Back-stepping Experience Replay with Application to Model-free Reinforcement Learning for a Soft Snake Robot
Xinda Qi, Dong Chen, Zhaojian Li, Xiaobo Tan
TL;DR
This work tackles sample-inefficient learning in off-policy reinforcement learning for soft robots by introducing Back-stepping Experience Replay (BER), a bidirectional exploration framework that uses approximate reversibility to generate reversed trajectories via back-stepping transitions. BER maintains separate replay buffers for forward and back-stepping experiences and uses a probabilistic sampling scheme with $P_{t,f}$ and $P_{t,b}$, with reversibility bounded by $\lVert \bm{s}_{b,t}-\bm{s}_t \rVert \le K \lVert \bm{s}_{t+1}-\bm{s}_t \rVert$ and $K<1$, decaying the backward component when needed. The algorithm is validated on a toy binary bit-flipping task and then applied to a model-free RL problem controlling a soft snake robot performing serpentine locomotion, using a compact four-path actuation model and a target-conditioned state space. Experiments show BER improves learning speed and stability, achieving $100\%$ success on random targets and a $48\%$ increase in average speed compared to the best baseline, underscoring BER's potential to enhance data efficiency in off-policy RL for soft robotics. The results suggest BER's bidirectional search and distillation of transitional information can generalize to other reversible or approximately reversible dynamical systems and tasks beyond soft robotics.
Abstract
In this paper, we propose a novel technique, Back-stepping Experience Replay (BER), that is compatible with arbitrary off-policy reinforcement learning (RL) algorithms. BER aims to enhance learning efficiency in systems with approximate reversibility, reducing the need for complex reward shaping. The method constructs reversed trajectories using back-stepping transitions to reach random or fixed targets.
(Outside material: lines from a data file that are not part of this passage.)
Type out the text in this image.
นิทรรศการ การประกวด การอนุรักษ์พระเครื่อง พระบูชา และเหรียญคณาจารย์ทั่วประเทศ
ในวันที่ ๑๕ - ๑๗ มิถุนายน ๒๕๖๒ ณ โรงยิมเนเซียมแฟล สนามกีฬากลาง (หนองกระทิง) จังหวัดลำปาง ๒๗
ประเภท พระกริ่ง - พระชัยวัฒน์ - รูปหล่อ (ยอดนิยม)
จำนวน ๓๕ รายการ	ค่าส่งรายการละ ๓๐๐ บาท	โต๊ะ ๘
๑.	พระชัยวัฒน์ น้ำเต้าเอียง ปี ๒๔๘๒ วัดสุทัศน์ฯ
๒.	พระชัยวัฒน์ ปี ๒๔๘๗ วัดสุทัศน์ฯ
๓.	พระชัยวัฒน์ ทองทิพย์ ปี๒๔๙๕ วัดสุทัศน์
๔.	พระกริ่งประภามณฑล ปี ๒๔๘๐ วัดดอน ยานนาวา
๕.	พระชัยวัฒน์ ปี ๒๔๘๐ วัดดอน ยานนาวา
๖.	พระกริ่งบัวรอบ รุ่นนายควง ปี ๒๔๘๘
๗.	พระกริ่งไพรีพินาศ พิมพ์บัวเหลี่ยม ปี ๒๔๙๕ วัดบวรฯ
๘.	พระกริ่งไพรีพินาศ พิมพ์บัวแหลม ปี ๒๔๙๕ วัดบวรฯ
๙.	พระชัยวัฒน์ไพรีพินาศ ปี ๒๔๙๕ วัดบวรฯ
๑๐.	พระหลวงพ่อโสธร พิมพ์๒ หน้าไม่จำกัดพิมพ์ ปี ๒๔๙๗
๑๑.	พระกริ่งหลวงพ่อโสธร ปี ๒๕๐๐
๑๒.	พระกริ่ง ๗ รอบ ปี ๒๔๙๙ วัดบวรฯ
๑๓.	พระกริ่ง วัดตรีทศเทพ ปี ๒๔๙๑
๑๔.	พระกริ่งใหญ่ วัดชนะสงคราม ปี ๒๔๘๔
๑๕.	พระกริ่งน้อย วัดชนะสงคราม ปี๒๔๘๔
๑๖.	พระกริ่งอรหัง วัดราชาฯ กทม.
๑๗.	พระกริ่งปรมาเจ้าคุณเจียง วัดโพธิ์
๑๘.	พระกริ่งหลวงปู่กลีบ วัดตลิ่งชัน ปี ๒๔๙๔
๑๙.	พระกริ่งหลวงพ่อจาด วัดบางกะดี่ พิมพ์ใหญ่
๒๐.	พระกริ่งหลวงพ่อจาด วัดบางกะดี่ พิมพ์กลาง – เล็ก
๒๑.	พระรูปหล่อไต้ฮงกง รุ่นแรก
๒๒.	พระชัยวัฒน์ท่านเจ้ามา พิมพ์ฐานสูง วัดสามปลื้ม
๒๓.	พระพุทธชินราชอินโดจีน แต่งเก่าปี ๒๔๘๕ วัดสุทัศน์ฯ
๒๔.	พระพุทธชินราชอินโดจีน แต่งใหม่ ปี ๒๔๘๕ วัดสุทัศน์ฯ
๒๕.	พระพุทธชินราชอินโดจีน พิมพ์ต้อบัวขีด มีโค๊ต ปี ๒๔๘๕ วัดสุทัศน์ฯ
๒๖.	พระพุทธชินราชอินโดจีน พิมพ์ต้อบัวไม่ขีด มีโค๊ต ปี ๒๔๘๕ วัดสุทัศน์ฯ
Interpretable as a bi-directional approach, BER addresses inaccuracies in back-stepping transitions through a distillation of the replay experience during learning. Given the intricate nature of soft robots and their complex interactions with environments, we present an application of BER in a model-free RL approach for the locomotion and navigation of a soft snake robot, which is capable of serpentine motion enabled by anisotropic friction between the body and ground. In addition, a dynamic simulator is developed to assess the effectiveness and efficiency of the BER algorithm, in which the robot demonstrates successful learning (reaching a 100% success rate) and adeptly reaches random targets, achieving an average speed 48% faster than that of the best baseline approach.